Phoenix had 19 days (and counting) in a row with temperatures over 110 degrees. The effects of climate change are here. India and China continue to increase their coal production and coal electrical plants. These plants will most likely operate for at least 30 years. Do we really want to depend on China to reduce global warming?

Luckily, Australia, the world’s largest raw lithium producer, remains fiercely independent. There is no indication of any potential undue government interference with lithium reserves or production. There is intense environmental and labor law oversight.

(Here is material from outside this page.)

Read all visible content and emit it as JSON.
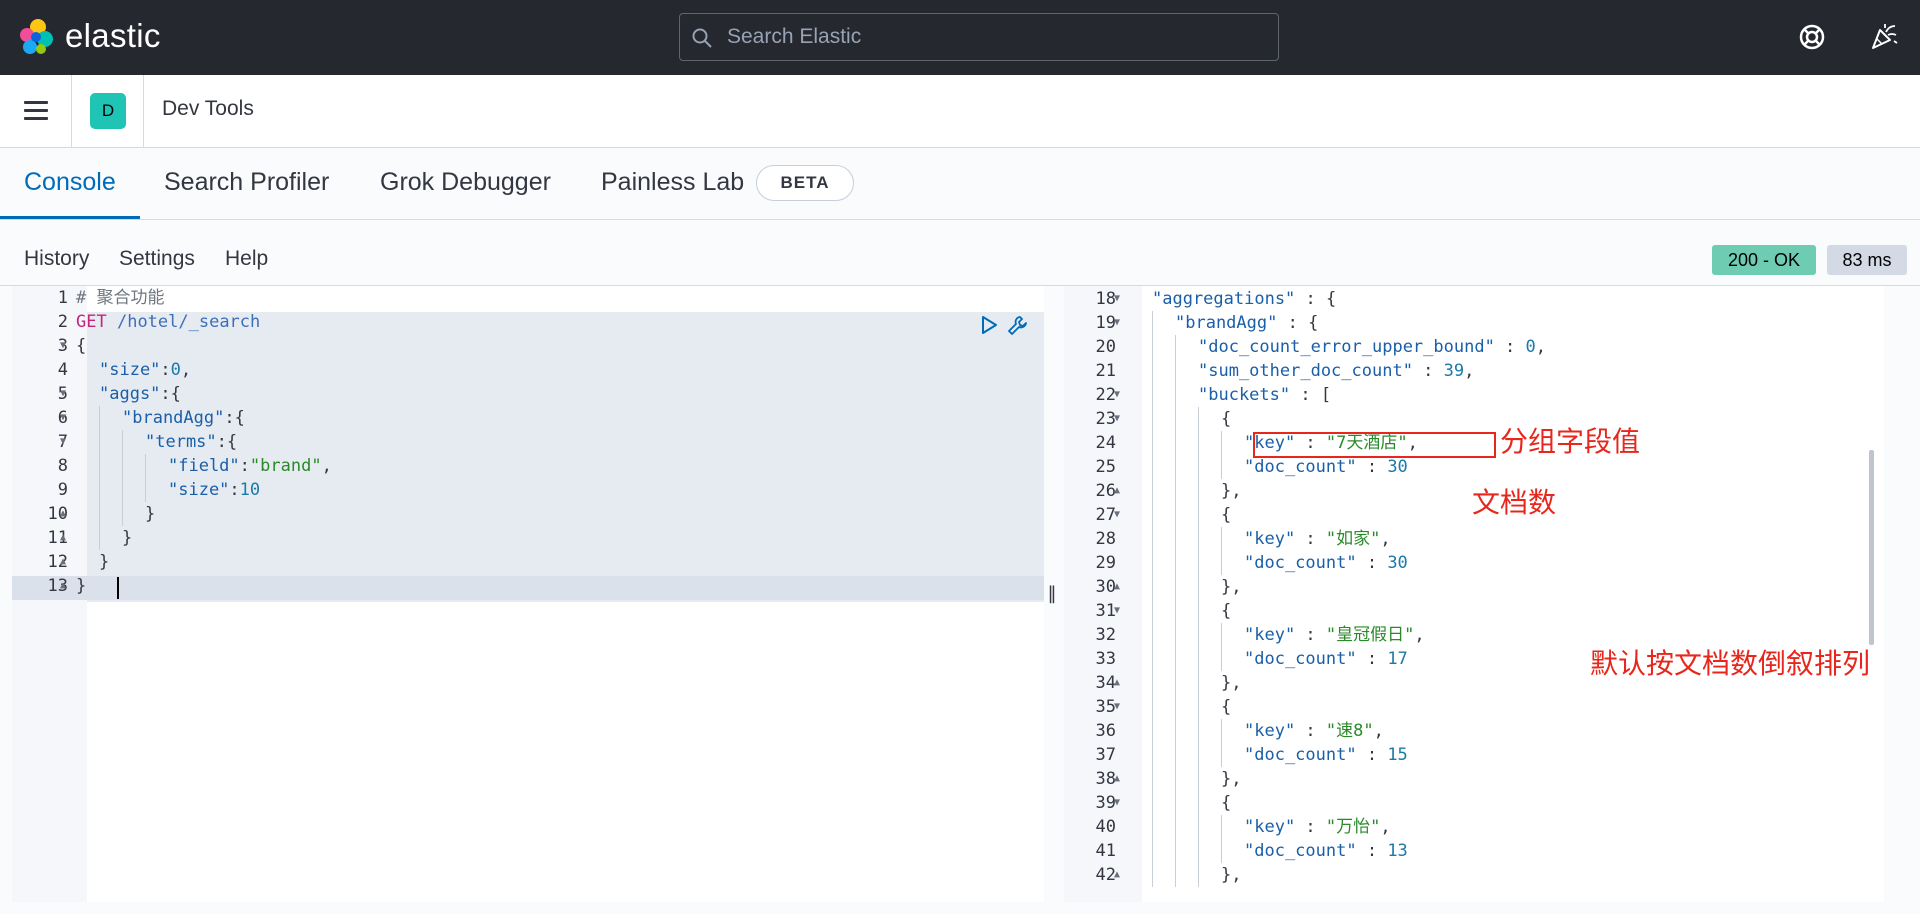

But for now and the foreseeable future, there is no questionable government interference with a free supply chain. 

The same, unfortunately, cannot be said for South America. The large lithium deposits and mines in Argentina, Bolivia and Chile remain under threat of various government controls, including the consideration in Chile of nationalization.

What happens to the reliability of the supply chain under those conditions remains murky at best.

Domestically, the Silver Peak mine near Tonopah, Nevada, remains the only lithium mine in the United States. Fierce opposition to the Thacker project, a potentially large lithium mine in northern Nevada, leaves it uncertain whether bringing this project into production will be possible. Relentless opposition by some environmental groups and Native American tribes makes it more unlikely that this project — with its potentially large, secure, domestic supply chain — will ever come into production. The irony of groups strongly opposing domestic lithium production can hardly be overlooked. The unwillingness of Native Americans to consider economic benefits in return for a temporary land disturbance is similarly disappointing.

The stunningly slow and cumbersome domestic mine permitting is mainly responsible. One wishes the administration and Congress would take swift and decisive action to speed up mine permitting by minimizing the delays caused by various endless appeals.